Question

How long will bam-readcount take to run human samples?

0

Entering edit mode

5.4 years ago

Laven9 • 0

I am now trying to run bam-readcounts. The sample I use is from human. But it takes almost 2-3 days to run one bam file. Is it normal? The size of my file is 8,000,000 KB. I am a little worried the time it takes is too long.

bam-readcounts • 2.1k views

ADD COMMENT • link updated 5.4 years ago by ATpoint 85k • written 5.4 years ago by Laven9 • 0

0

Entering edit mode

Consider using mosdepth (https://github.com/brentp/mosdepth ) instead. It is multi-threaded. 8G is not that large a bam file so 2-3 days sounds excessive. bam-readcounts is a single threaded application?

ADD REPLY • link 5.4 years ago by GenoMax 147k

0

Entering edit mode

I am not sure whether bam-readcounts is a single threaded application, but the time it cost is much longer than 2-3 days. And I am going to try mosdepth now. Thanks for your advice!

ADD REPLY • link 5.4 years ago by Laven9 • 0

0

Entering edit mode

mosdepth and varscan are not compatible, don't even try. ~~plit the file into chromosomes and use GNU parallel to parallelize.~~ see answer below

ADD REPLY • link 5.4 years ago by ATpoint 85k

0

Entering edit mode

Oh! Is it that? Then I'll try GUN parallel. Thanks a lot !

ADD REPLY • link 5.4 years ago by Laven9 • 0

0

Entering edit mode

Actually, I am a little worried. The size I got with bam-readcounts is as large as 200,000,000 KB with an input of 8,000,000. I am not sure if it is normal. The code I use is quite simple, as:

bam-readcount my.bam -f hg38.fa > my.metric.txt

ADD REPLY • link 5.4 years ago by Laven9 • 0

score 1 · Answer 1 · 2019-07-01

1

Entering edit mode

5.4 years ago

ATpoint 85k

Above you are running the tool on the entire genome which is not necessary and slow, you only need the positions where you have variants. Here is a suggestion, given you have a BAM file called your.bam which is indexed by samtools and a list of variants your.vcf:

## Use the variant file to create a BED file with the variants for which `bam-readcounts`extracts information:
grep -v '^#'  your.vcf \
  | awk 'OFS="\t" {print $1, $2-1, $2+1}' \
  | sort -k1,1 -k2,2n \
  | bedtools merge -i - > your.bed

## Use samtools to pass only genomic positions to bam-readcount where variants are located:
samtools view -b -L your.bed your.bam > your_subset.bam

bam-readcount (...command...) your_subset.bam

ADD COMMENT • link 5.4 years ago by ATpoint 85k

0

Entering edit mode

Sorry for reply so late. Thanks for your help! Wow! I think I need to use those tools more flexibly. It seems much faster if I just run with bam-readcount the positions I need in the file. Thanks again for your help. It do help a lot!

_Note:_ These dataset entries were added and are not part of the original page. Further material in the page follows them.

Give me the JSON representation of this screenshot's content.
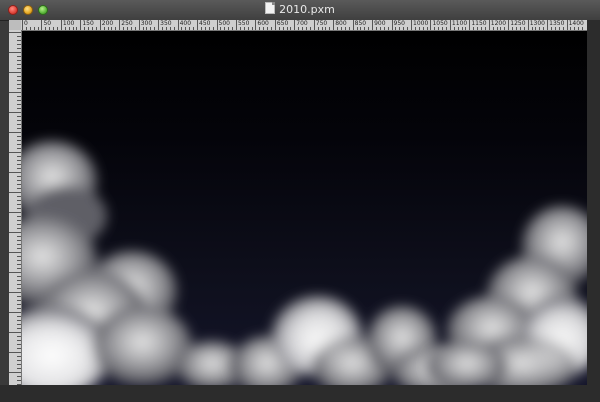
{
  "window": {
    "title": "2010.pxm"
  },
  "ruler": {
    "horizontal_labels": [
      "0",
      "50",
      "100",
      "150",
      "200",
      "250",
      "300",
      "350",
      "400",
      "450",
      "500",
      "550",
      "600",
      "650",
      "700",
      "750",
      "800",
      "850",
      "900",
      "950",
      "1000",
      "1050",
      "1100",
      "1150",
      "1200",
      "1250",
      "1300",
      "1350",
      "1400"
    ]
  },
  "colors": {
    "sky_top": "#000000",
    "sky_bottom": "#14152a",
    "cloud": "#d8d8d8"
  }
}
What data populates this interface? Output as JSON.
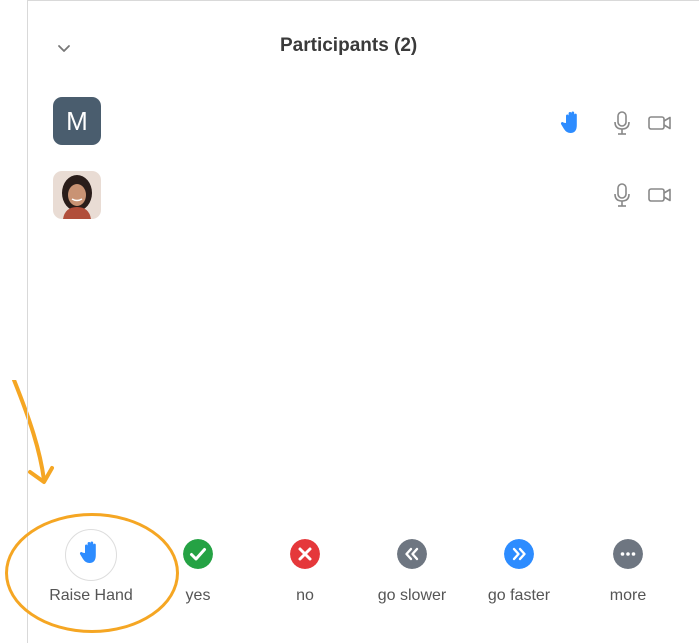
{
  "header": {
    "title": "Participants (2)"
  },
  "participants": [
    {
      "avatar_letter": "M",
      "avatar_color": "#4a5d6e",
      "hand_raised": true
    },
    {
      "avatar_letter": "",
      "avatar_color": "#c49a7a",
      "hand_raised": false
    }
  ],
  "footer": {
    "buttons": [
      {
        "label": "Raise Hand",
        "icon": "hand-icon",
        "color": "#2d8cff"
      },
      {
        "label": "yes",
        "icon": "checkmark-icon",
        "color": "#25a244"
      },
      {
        "label": "no",
        "icon": "x-icon",
        "color": "#e5383b"
      },
      {
        "label": "go slower",
        "icon": "double-chevron-left-icon",
        "color": "#6e7681"
      },
      {
        "label": "go faster",
        "icon": "double-chevron-right-icon",
        "color": "#2d8cff"
      },
      {
        "label": "more",
        "icon": "ellipsis-icon",
        "color": "#6e7681"
      }
    ]
  },
  "colors": {
    "accent": "#2d8cff",
    "highlight": "#f5a623"
  }
}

ADD REPLY • link 5.4 years ago by Laven9 • 0

0

Entering edit mode

Sorry for troubling again. But I indeed have met with an annoying problem. When I tried to run fpfilter by Varscan, I got results like:

171661 variants in input file
171466 had a bam-readcount result
47692 had reads1>=2
0 passed filters
171661 failed filters
195 failed because no readcounts were returned
 425 failed minimim variant count < 4
 34 failed minimum variant freq < 0.05
 13936 failed minimum strandedness < 0.01
 47716 failed minimum reference readpos < 0.1
 171466 failed minimum variant readpos < 0.1
 47716 failed minimum reference dist3 < 0.1
171466 failed minimum variant dist3 < 0.1
 0 failed maximum reference MMQS > 100
 0 failed maximum variant MMQS > 100
 0 failed maximum MMQS diff (var - ref) > 50
29 failed maximum mapqual diff (ref - var) > 50
2209 failed minimim ref mapqual < 15
9102 failed minimim var mapqual < 15
1051 failed minimim ref basequal < 15
134 failed minimim var basequal < 15
 0 failed maximum RL diff (ref - var) > 0.25

And when I run bam-readcount, there are all warnings like:

 Couldn't find the generated tag.
 Couldn't find single-end mapping quality. Check to see if the SM tag is in BAM.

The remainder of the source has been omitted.